Commissioner James Danly Statement
September 17, 2020
Docket No. RM18-9-000

The Commission today approves a rule requiring Regional Transmission Organizations (RTO) and Independent System Operators (ISO) to revise their tariffs to accommodate distributed energy resource (DER) aggregators.  I dissent because, regardless of the benefits promised by DERs, the Commission goes too far in declaring the extent of its own jurisdiction and because the Commission should not encourage resource development by fiat.

The Federal Power Act (FPA) delineates the respective roles of the Commission and the States, assigning powers in accordance with each sovereigns’ core interests.[1]  The federal government is tasked with ensuring just and reasonable wholesale rates, prohibiting state action that would either encumber interstate commerce or harm other states.  The States retain authority over the most local of concerns: choice of generation, siting of transmission lines, and the entirety of retail sales and distribution.  Each sovereign has a sphere of authority, and in each sphere, the relevant sovereign’s powers are supreme.

Respect for the States’ role in our federal system and under the FPA would counsel against even modest, non-essential declarations of our authority, if done at the States’ expense.  Why, when issuing a directive to the RTOs and ISOs (undoubtedly Commission-jurisdictional entities), must we also declare that “retail regulatory authorit[ies] cannot broadly prohibit the participation in RTO/ISO markets of all distributed energy resources or of all distributed energy resource aggregators”?[2]  Perhaps the States should not or cannot prohibit such participation.[3]  But it is not for us to make sweeping declarations regarding the States’ jurisdiction over distributed generation.  Rather, the Commission’s jurisdiction over wholesale rates would ideally be vindicated, were it to collide with a state prohibition, through a challenge to a specific enactment or regulation by making arguments “armed with principles of federal preemption and the Supremacy Clause.”[4]

Apart from the Commission’s injudicious jurisdictional declarations, today’s order stands as an imprudent exercise of the Commission’s power.  Why promulgate a rule at all?  Reluctance to govern by fiat is counseled particularly in a case like this in which the generation resources the majority seeks to promote, by their very nature, inevitably will affect the distribution system, responsibility for which is assigned, with no ambiguity, to the States.  We should allow the RTOs and ISOs (or the States or the utilities) to develop their own DER programs in the first instance.  If the promises of DERs are what they purport to be, the markets will encourage their development.  And if those programs result in wholesale sales in interstate commerce, then the question of the Commission’s jurisdiction will be ripe.  Commission directives are unnecessary to encourage the development of economically-viable resources.  I have greater faith in the power of market forces and in the discernment of the utilities and the States.

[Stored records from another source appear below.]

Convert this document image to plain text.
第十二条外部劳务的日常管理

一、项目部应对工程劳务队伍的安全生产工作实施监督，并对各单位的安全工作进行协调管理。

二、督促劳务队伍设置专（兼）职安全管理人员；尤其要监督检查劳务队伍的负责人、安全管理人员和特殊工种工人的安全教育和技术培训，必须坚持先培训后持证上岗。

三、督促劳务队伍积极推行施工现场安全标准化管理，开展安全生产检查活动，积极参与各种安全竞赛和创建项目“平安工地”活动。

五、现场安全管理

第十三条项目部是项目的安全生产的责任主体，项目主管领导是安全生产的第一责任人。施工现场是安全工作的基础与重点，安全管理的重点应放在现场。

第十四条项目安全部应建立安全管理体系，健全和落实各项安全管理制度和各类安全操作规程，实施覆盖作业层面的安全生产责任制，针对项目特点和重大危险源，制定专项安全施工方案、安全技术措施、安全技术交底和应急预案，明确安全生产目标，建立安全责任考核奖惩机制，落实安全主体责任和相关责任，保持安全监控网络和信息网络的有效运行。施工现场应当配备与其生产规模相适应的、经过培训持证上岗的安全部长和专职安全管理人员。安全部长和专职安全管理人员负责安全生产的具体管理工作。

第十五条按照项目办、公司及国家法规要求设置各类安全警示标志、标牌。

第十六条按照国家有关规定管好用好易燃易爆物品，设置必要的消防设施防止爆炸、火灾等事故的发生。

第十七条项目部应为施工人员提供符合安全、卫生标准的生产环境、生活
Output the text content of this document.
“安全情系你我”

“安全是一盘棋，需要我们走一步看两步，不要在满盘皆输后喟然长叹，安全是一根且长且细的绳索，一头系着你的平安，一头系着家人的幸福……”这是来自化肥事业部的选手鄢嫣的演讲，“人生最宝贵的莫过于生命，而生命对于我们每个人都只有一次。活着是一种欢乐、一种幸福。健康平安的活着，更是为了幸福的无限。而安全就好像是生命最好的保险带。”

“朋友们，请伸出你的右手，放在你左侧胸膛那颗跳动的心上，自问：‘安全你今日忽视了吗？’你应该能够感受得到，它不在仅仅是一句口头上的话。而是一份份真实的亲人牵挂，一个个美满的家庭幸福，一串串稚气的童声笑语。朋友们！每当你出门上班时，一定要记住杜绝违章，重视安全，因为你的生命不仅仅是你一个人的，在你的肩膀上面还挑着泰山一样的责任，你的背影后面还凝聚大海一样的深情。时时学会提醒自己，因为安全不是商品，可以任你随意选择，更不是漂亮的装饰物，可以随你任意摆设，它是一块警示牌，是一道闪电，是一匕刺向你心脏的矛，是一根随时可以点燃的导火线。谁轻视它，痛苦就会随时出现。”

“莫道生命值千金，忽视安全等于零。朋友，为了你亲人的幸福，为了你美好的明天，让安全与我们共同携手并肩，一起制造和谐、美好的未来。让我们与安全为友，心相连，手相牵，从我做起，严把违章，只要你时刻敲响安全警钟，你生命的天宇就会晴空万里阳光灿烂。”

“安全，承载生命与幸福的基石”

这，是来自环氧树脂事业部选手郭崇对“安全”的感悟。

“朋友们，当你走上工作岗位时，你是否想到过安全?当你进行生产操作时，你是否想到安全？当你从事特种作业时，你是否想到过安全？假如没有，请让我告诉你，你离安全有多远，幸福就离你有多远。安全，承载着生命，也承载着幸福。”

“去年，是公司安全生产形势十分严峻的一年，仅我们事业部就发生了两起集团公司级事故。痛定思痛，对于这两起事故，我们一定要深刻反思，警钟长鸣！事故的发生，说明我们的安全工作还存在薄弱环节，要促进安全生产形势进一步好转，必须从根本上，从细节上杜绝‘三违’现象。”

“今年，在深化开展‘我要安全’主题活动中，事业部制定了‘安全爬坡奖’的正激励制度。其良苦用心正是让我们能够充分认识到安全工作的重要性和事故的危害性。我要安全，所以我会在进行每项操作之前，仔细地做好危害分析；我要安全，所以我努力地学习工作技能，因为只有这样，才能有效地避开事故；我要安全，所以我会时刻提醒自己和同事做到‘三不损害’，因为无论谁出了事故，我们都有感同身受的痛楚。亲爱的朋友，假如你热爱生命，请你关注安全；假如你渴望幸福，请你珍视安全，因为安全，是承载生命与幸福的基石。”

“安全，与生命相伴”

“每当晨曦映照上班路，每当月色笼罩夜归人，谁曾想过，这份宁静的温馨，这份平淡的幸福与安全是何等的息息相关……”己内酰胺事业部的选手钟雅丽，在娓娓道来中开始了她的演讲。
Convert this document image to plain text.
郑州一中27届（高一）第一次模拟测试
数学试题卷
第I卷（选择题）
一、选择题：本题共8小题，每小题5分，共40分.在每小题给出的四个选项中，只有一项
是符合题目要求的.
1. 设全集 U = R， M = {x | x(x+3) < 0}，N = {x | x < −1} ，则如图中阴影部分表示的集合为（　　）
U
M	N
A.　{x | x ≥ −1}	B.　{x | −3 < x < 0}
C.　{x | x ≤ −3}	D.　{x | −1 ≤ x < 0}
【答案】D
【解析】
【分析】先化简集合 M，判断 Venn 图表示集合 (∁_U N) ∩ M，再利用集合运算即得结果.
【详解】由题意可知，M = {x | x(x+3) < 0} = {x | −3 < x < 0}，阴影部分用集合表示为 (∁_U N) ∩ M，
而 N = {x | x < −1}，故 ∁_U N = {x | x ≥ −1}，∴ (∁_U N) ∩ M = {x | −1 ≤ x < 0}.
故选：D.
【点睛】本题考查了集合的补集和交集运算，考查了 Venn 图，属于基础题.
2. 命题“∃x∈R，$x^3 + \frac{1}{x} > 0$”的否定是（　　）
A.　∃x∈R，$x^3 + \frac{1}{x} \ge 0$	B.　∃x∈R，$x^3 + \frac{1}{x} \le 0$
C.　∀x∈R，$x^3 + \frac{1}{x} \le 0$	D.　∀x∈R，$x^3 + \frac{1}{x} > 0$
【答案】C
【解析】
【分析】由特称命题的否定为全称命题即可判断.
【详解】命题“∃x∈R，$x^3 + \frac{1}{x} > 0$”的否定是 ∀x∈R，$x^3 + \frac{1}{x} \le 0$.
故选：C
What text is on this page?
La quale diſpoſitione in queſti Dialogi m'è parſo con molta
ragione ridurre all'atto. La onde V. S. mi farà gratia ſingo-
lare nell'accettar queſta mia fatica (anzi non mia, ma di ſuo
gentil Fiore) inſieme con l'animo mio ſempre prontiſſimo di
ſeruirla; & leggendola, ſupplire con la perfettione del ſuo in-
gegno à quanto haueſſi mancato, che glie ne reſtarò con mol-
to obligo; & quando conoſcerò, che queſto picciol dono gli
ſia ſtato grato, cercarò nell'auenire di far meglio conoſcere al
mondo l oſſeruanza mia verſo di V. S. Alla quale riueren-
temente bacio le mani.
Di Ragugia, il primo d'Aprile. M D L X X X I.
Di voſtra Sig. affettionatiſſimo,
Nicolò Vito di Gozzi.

For these reasons, I respectfully dissent.

 

[1] See 16 U.S.C. § 824 (2018).

[2] Final Rule, Order No. 2222, 172 FERC ¶ 61,247, at P 58 (2020).

[3]  I acknowledge the legal authority upon which the majority bases its exercise of jurisdiction.  Compare FERC v. Elec. Power Supply Ass’n, 136 S. Ct. 760 (2016), with Nat’l Ass’n of Regulatory Util. Comm’rs v. FERC, 964 F.3d 1177 (D.C. Cir. 2020).  The concern I express is prudential, not legal.

[4] Midwest ISO Transmission Owners v. FERC, 373 F.3d 1361, 1372 (D.C. Cir. 2004).